The data protection law that will begin to apply this year 2018 marks a turning point regarding all the processes of collection and protection of personal data. The main objective of this new legislative framework is to give the user more control over the use that may be made of their data.
In this way, aspects such as obtaining express consent, the right to be forgotten, data portability, etc. return to the user their full decision-making and control capacity in these situations.
A new legal framework
On May 25, 2016, the General Data Protection Regulation (GDPR) was implemented, which will replace the current regulations and which will begin to apply on May 25, 2018. This regulation establishes data protection rules that will be common for all countries of the European Union.
In the Spanish case, we will also have the new Organic Law on Data Protection that will collect this new legal framework that replaces the one established by the Organic Law on Protection of Personal Data of 1999.
Which companies must follow the new data protection law?
The law affects any company or self-employed person that processes personal data and is located in the European Union or offers services within the EU, even if the company is outside the EU.
Therefore, regardless of the size of the company, whenever personal data is collected from EU citizens, the requirements established by law must be met.
Sanctions for breaking the data protection law
As you know, the financial penalties for non-compliance with these regulations are very high.

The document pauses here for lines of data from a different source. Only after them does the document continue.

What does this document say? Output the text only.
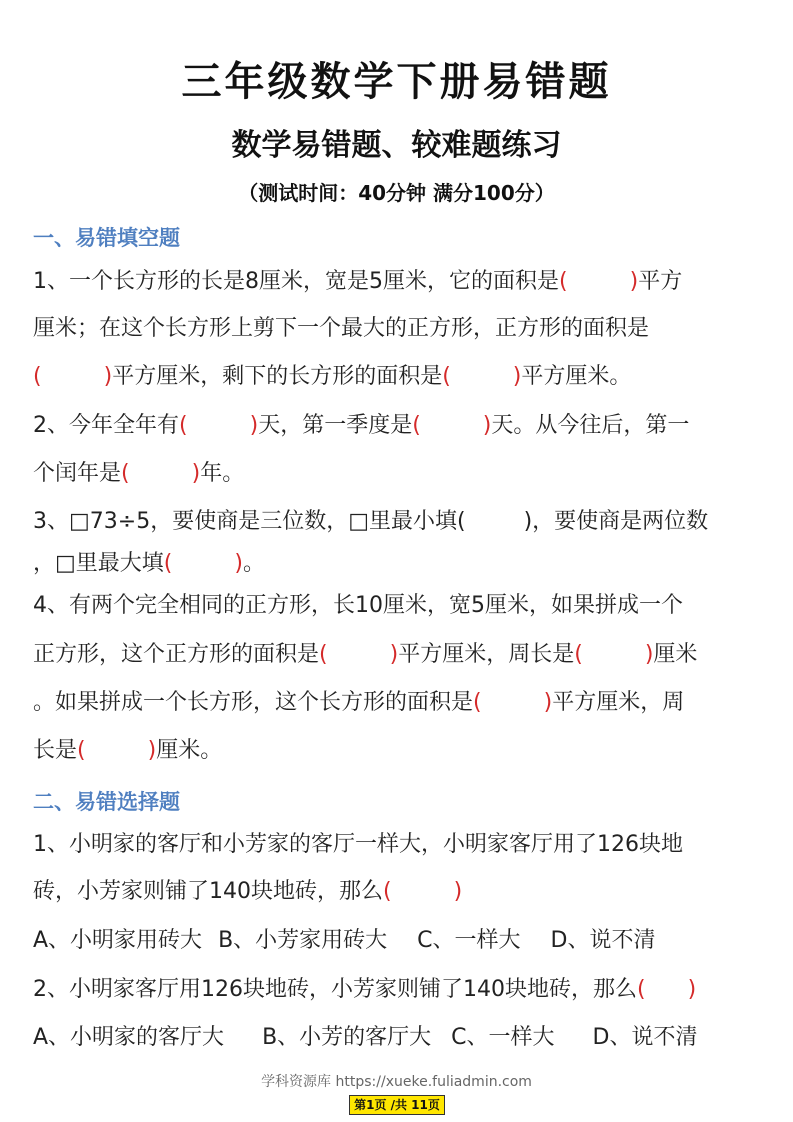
三年级数学下册易错题
数学易错题、较难题练习
（测试时间：40分钟 满分100分）
一、易错填空题
1、一个长方形的长是8厘米，宽是5厘米，它的面积是(	)平方
厘米；在这个长方形上剪下一个最大的正方形，正方形的面积是
(	)平方厘米，剩下的长方形的面积是(	)平方厘米。
2、今年全年有(	)天，第一季度是(	)天。从今往后，第一
个闰年是(	)年。
3、□73÷5，要使商是三位数，□里最小填(	)，要使商是两位数
，□里最大填(	)。
4、有两个完全相同的正方形，长10厘米，宽5厘米，如果拼成一个
正方形，这个正方形的面积是(	)平方厘米，周长是(	)厘米
。如果拼成一个长方形，这个长方形的面积是(	)平方厘米，周
长是(	)厘米。
二、易错选择题
1、小明家的客厅和小芳家的客厅一样大，小明家客厅用了126块地
砖，小芳家则铺了140块地砖，那么(	)
A、小明家用砖大 B、小芳家用砖大 C、一样大 D、说不清
2、小明家客厅用126块地砖，小芳家则铺了140块地砖，那么( )
A、小明家的客厅大 B、小芳的客厅大 C、一样大 D、说不清
学科资源库 https://xueke.fuliadmin.com
第1页 /共 11页
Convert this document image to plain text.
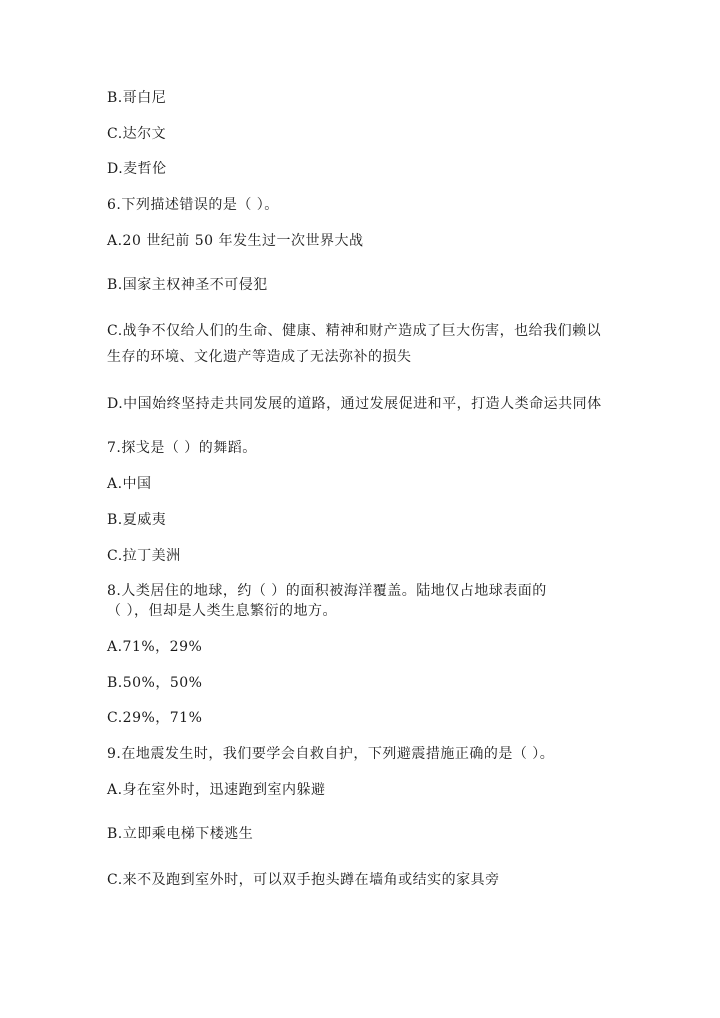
B.哥白尼
C.达尔文
D.麦哲伦
6.下列描述错误的是（ ）。
A.20 世纪前 50 年发生过一次世界大战
B.国家主权神圣不可侵犯
C.战争不仅给人们的生命、健康、精神和财产造成了巨大伤害，也给我们赖以
生存的环境、文化遗产等造成了无法弥补的损失
D.中国始终坚持走共同发展的道路，通过发展促进和平，打造人类命运共同体
7.探戈是（ ）的舞蹈。
A.中国
B.夏威夷
C.拉丁美洲
8.人类居住的地球，约（ ）的面积被海洋覆盖。陆地仅占地球表面的
（ ），但却是人类生息繁衍的地方。
A.71%，29%
B.50%，50%
C.29%，71%
9.在地震发生时，我们要学会自救自护，下列避震措施正确的是（ ）。
A.身在室外时，迅速跑到室内躲避
B.立即乘电梯下楼逃生
C.来不及跑到室外时，可以双手抱头蹲在墙角或结实的家具旁
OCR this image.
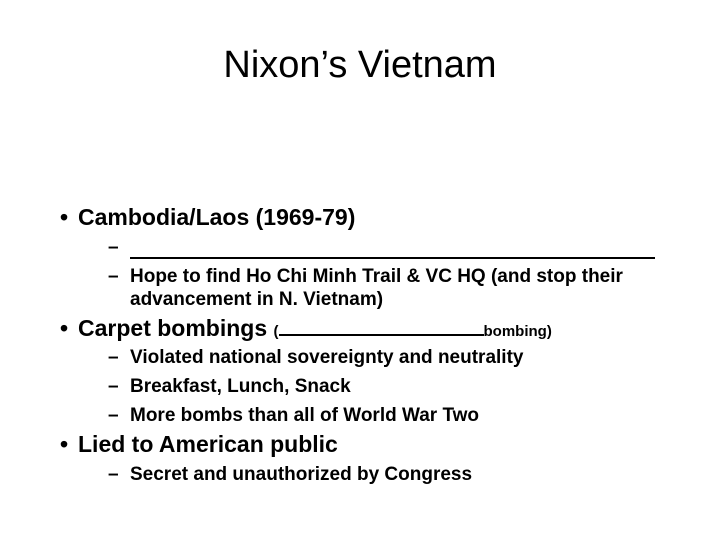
Nixon’s Vietnam
• Cambodia/Laos (1969-79)
–
– Hope to find Ho Chi Minh Trail & VC HQ (and stop their advancement in N. Vietnam)
• Carpet bombings (	bombing)
– Violated national sovereignty and neutrality
– Breakfast, Lunch, Snack
– More bombs than all of World War Two
• Lied to American public
– Secret and unauthorized by Congress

Thus, depending on the severity of the offense, fines can be between 10 – 20 million euros or between 2% and 4% of the company’s turnover.

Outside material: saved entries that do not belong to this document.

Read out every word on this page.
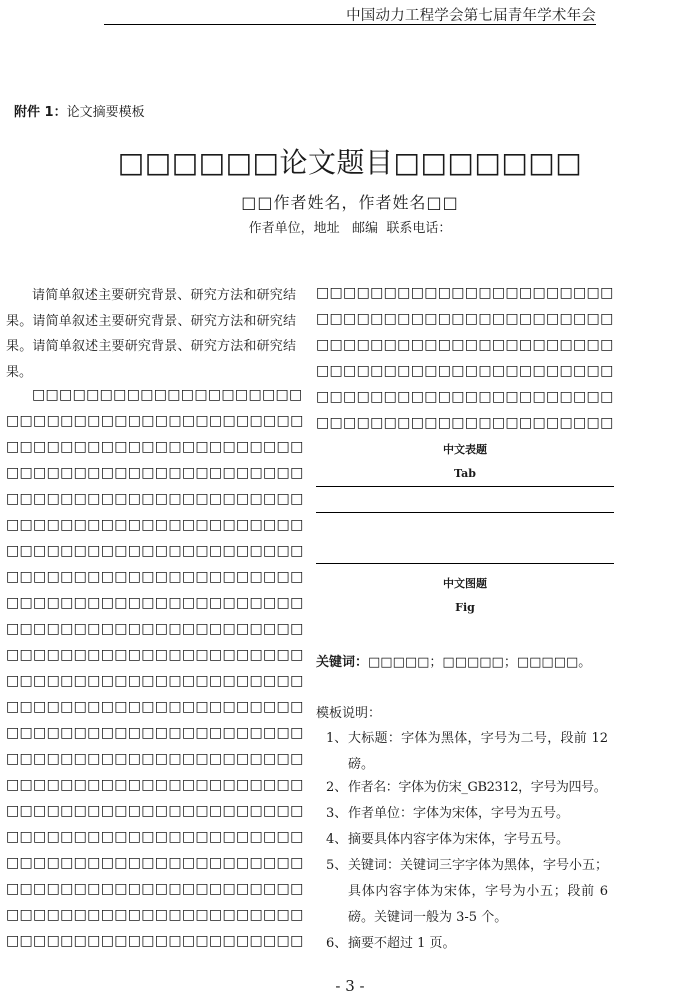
中国动力工程学会第七届青年学术年会
附件 1：论文摘要模板
□□□□□□论文题目□□□□□□□
□□作者姓名，作者姓名□□
作者单位，地址   邮编  联系电话：
请简单叙述主要研究背景、研究方法和研究结果。请简单叙述主要研究背景、研究方法和研究结果。请简单叙述主要研究背景、研究方法和研究结果。
□□□□□□□□□□□□□□□□□□□□
□□□□□□□□□□□□□□□□□□□□□□
□□□□□□□□□□□□□□□□□□□□□□
□□□□□□□□□□□□□□□□□□□□□□
□□□□□□□□□□□□□□□□□□□□□□
□□□□□□□□□□□□□□□□□□□□□□
□□□□□□□□□□□□□□□□□□□□□□
□□□□□□□□□□□□□□□□□□□□□□
□□□□□□□□□□□□□□□□□□□□□□
□□□□□□□□□□□□□□□□□□□□□□
□□□□□□□□□□□□□□□□□□□□□□
□□□□□□□□□□□□□□□□□□□□□□
□□□□□□□□□□□□□□□□□□□□□□
□□□□□□□□□□□□□□□□□□□□□□
□□□□□□□□□□□□□□□□□□□□□□
□□□□□□□□□□□□□□□□□□□□□□
□□□□□□□□□□□□□□□□□□□□□□
□□□□□□□□□□□□□□□□□□□□□□
□□□□□□□□□□□□□□□□□□□□□□
□□□□□□□□□□□□□□□□□□□□□□
□□□□□□□□□□□□□□□□□□□□□□
□□□□□□□□□□□□□□□□□□□□□□
□□□□□□□□□□□□□□□□□□□□□□
□□□□□□□□□□□□□□□□□□□□□□
□□□□□□□□□□□□□□□□□□□□□□
□□□□□□□□□□□□□□□□□□□□□□
□□□□□□□□□□□□□□□□□□□□□□
□□□□□□□□□□□□□□□□□□□□□□
中文表题
Tab
中文图题
Fig
关键词：□□□□□；□□□□□；□□□□□。
模板说明：
1、 大标题：字体为黑体，字号为二号，段前 12 磅。
2、 作者名：字体为仿宋_GB2312，字号为四号。
3、 作者单位：字体为宋体，字号为五号。
4、 摘要具体内容字体为宋体，字号五号。
5、 关键词：关键词三字字体为黑体，字号小五；具体内容字体为宋体，字号为小五；段前 6 磅。关键词一般为 3-5 个。
6、 摘要不超过 1 页。
- 3 -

This type of sanctions, like all those already applied by the Spanish Data Protection Agency (AEPD), have a clearly dissuasive purpose. Therefore, it is worth dedicating a little effort to adapt our businesses to the new legal requirements.
Main features of the new personal data protection law
- Only the strictly necessary data for the intended purpose should be collected.

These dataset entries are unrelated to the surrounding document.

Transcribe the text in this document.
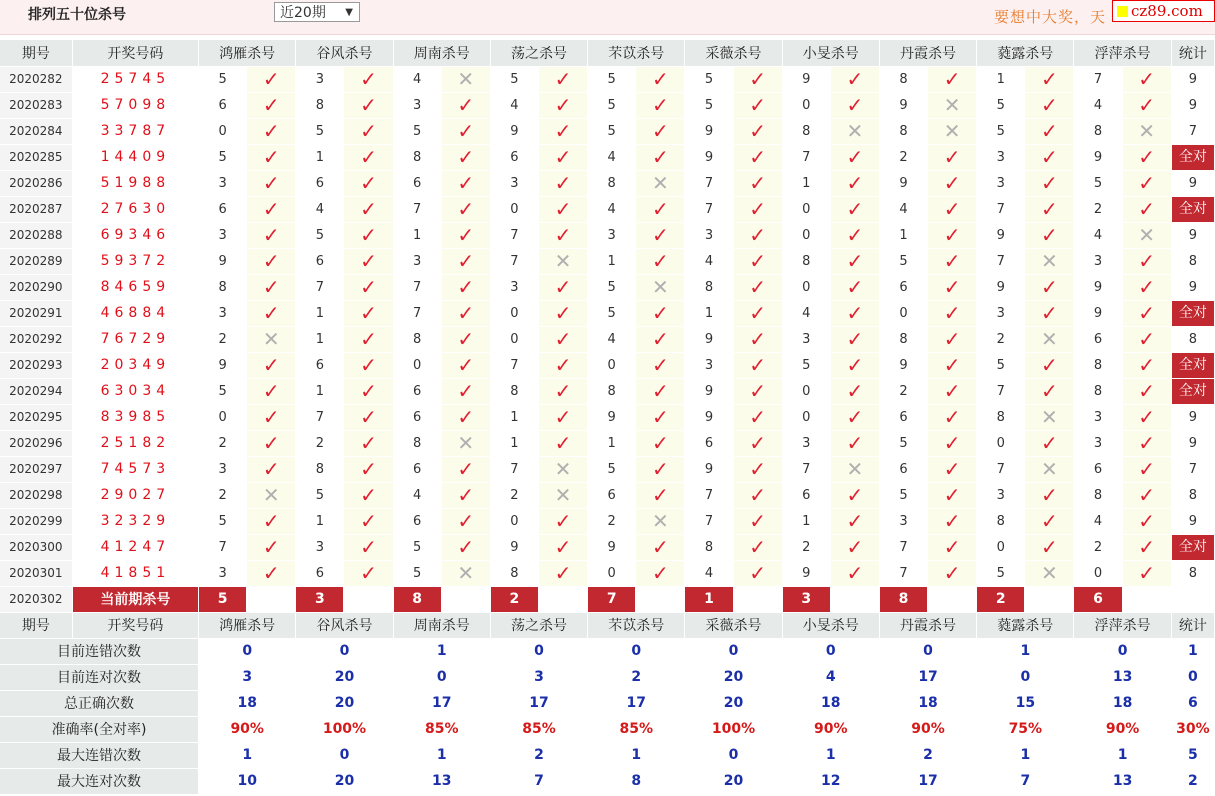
排列五十位杀号	近20期 ▼	要想中大奖，天	cz89.com
期号	开奖号码	鸿雁杀号		谷风杀号		周南杀号		荡之杀号		芣苡杀号		采薇杀号		小旻杀号		丹霞杀号		蕤露杀号		浮萍杀号		统计
2020282	25745	5	✓	3	✓	4	✕	5	✓	5	✓	5	✓	9	✓	8	✓	1	✓	7	✓	9
2020283	57098	6	✓	8	✓	3	✓	4	✓	5	✓	5	✓	0	✓	9	✕	5	✓	4	✓	9
2020284	33787	0	✓	5	✓	5	✓	9	✓	5	✓	9	✓	8	✕	8	✕	5	✓	8	✕	7
2020285	14409	5	✓	1	✓	8	✓	6	✓	4	✓	9	✓	7	✓	2	✓	3	✓	9	✓	全对

2020286	51988	3	✓	6	✓	6	✓	3	✓	8	✕	7	✓	1	✓	9	✓	3	✓	5	✓	9
2020287	27630	6	✓	4	✓	7	✓	0	✓	4	✓	7	✓	0	✓	4	✓	7	✓	2	✓	全对

2020288	69346	3	✓	5	✓	1	✓	7	✓	3	✓	3	✓	0	✓	1	✓	9	✓	4	✕	9
2020289	59372	9	✓	6	✓	3	✓	7	✕	1	✓	4	✓	8	✓	5	✓	7	✕	3	✓	8
2020290	84659	8	✓	7	✓	7	✓	3	✓	5	✕	8	✓	0	✓	6	✓	9	✓	9	✓	9
2020291	46884	3	✓	1	✓	7	✓	0	✓	5	✓	1	✓	4	✓	0	✓	3	✓	9	✓	全对

2020292	76729	2	✕	1	✓	8	✓	0	✓	4	✓	9	✓	3	✓	8	✓	2	✕	6	✓	8
2020293	20349	9	✓	6	✓	0	✓	7	✓	0	✓	3	✓	5	✓	9	✓	5	✓	8	✓	全对

2020294	63034	5	✓	1	✓	6	✓	8	✓	8	✓	9	✓	0	✓	2	✓	7	✓	8	✓	全对

2020295	83985	0	✓	7	✓	6	✓	1	✓	9	✓	9	✓	0	✓	6	✓	8	✕	3	✓	9
2020296	25182	2	✓	2	✓	8	✕	1	✓	1	✓	6	✓	3	✓	5	✓	0	✓	3	✓	9
2020297	74573	3	✓	8	✓	6	✓	7	✕	5	✓	9	✓	7	✕	6	✓	7	✕	6	✓	7
2020298	29027	2	✕	5	✓	4	✓	2	✕	6	✓	7	✓	6	✓	5	✓	3	✓	8	✓	8
2020299	32329	5	✓	1	✓	6	✓	0	✓	2	✕	7	✓	1	✓	3	✓	8	✓	4	✓	9
2020300	41247	7	✓	3	✓	5	✓	9	✓	9	✓	8	✓	2	✓	7	✓	0	✓	2	✓	全对

2020301	41851	3	✓	6	✓	5	✕	8	✓	0	✓	4	✓	9	✓	7	✓	5	✕	0	✓	8
2020302	当前期杀号	5		3		8		2		7		1		3		8		2		6		
期号	开奖号码	鸿雁杀号		谷风杀号		周南杀号		荡之杀号		芣苡杀号		采薇杀号		小旻杀号		丹霞杀号		蕤露杀号		浮萍杀号		统计
目前连错次数		0		0		1		0		0		0		0		0		1		0		1
目前连对次数		3		20		0		3		2		20		4		17		0		13		0
总正确次数		18		20		17		17		17		20		18		18		15		18		6
准确率(全对率)		90%		100%		85%		85%		85%		100%		90%		90%		75%		90%		30%
最大连错次数		1		0		1		2		1		0		1		2		1		1		5
最大连对次数		10		20		13		7		8		20		12		17		7		13		2
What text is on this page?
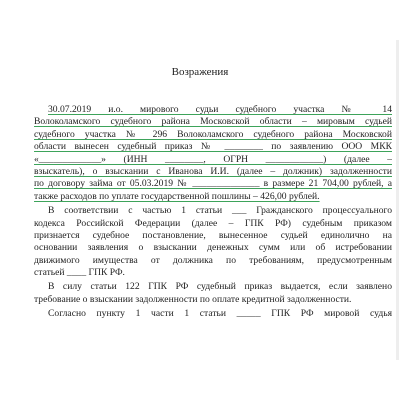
Возражения
30.07.2019 и.о. мирового судьи судебного участка № 14
Волоколамского судебного района Московской области – мировым судьей
судебного участка № 296 Волоколамского судебного района Московской
области вынесен судебный приказ № ________ по заявлению ООО МКК
«_____________» (ИНН ________, ОГРН ____________) (далее –
взыскатель), о взыскании с Иванова И.И. (далее – должник) задолженности
по договору займа от 05.03.2019 № ______________ в размере 21 704,00 рублей, а
также расходов по уплате государственной пошлины – 426,00 рублей.
В соответствии с частью 1 статьи ___ Гражданского процессуального
кодекса Российской Федерации (далее – ГПК РФ) судебным приказом
признается судебное постановление, вынесенное судьей единолично на
основании заявления о взыскании денежных сумм или об истребовании
движимого имущества от должника по требованиям, предусмотренным
статьей ____ ГПК РФ.
В силу статьи 122 ГПК РФ судебный приказ выдается, если заявлено
требование о взыскании задолженности по оплате кредитной задолженности.
Согласно пункту 1 части 1 статьи _____ ГПК РФ мировой судья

- Reinforcement of consent. The possibility of tacit consent is eliminated, so that now consent must be express, free, informed, specific and unequivocal. Therefore, there shouldn’t be doubt that the user knows perfectly what data is going to be collected and for what purpose, expressly accepting its transfer and treatment. Consequently, many websites will be forced to adapt forms, pop-ups, etc. to allow the user to expressly indicate her consent.
- Improvement of information to the user. Information must be presented in layers, which allows the user to know in detail everything related to the processing of their data. In addition, as an aspect that is expressly included in the new regulations, the obligation for the information to be clear and concise to facilitate its understanding stands out. Finally, the legal basis for data processing and the time for which it will be stored must be specified.
- Right to be forgotten. Users may request that personal data be deleted in three cases: when they are no longer necessary for the purpose for which they were collected, when consent has been revoked or when they have been obtained illegally.
- Right of portability. The interested party may require the data controller to transmit the data that he/she has provided to another controller. Alternatively, he/she may also request that said data be delivered to him/her in electronic format.
- Obligation to report security breaches. In the event of security violations that may affect the personal data stored, the AEPD must be notified within a maximum period of 72 hours. If, in addition, this attack may have affected data of a sensitive nature and with great repercussion on users, they must also be notified.
- Record of files and treatment activities. The new regulation eliminates the obligation to register the files with the AEPD. However, it will be mandatory to maintain an internal record of all the processing of personal data carried out by the entity, provided that it has more than 250 employees or if it processes sensitive data (such as those related to health, political opinions, affiliation religious, biometric data, etc.).
Ultimately, the new personal data protection law represents a change in the approach related to the collection and processing of this type of data. Thus, the protagonism and control capacity is returned to the users, in a general framework of absolute transparency. The user of a website will be able to know at any time what data is being collected and for what purpose, having to give express consent for its treatment.
Therefore, with the new legal framework, incomplete information, tacit consents or confusing explanations will no longer be possible.
In any case, what could be seen only as a new set of obligations for companies, is also an opportunity to carry out a more responsible, conscientious and efficient data processing. And, in addition, get more satisfied customers with our work.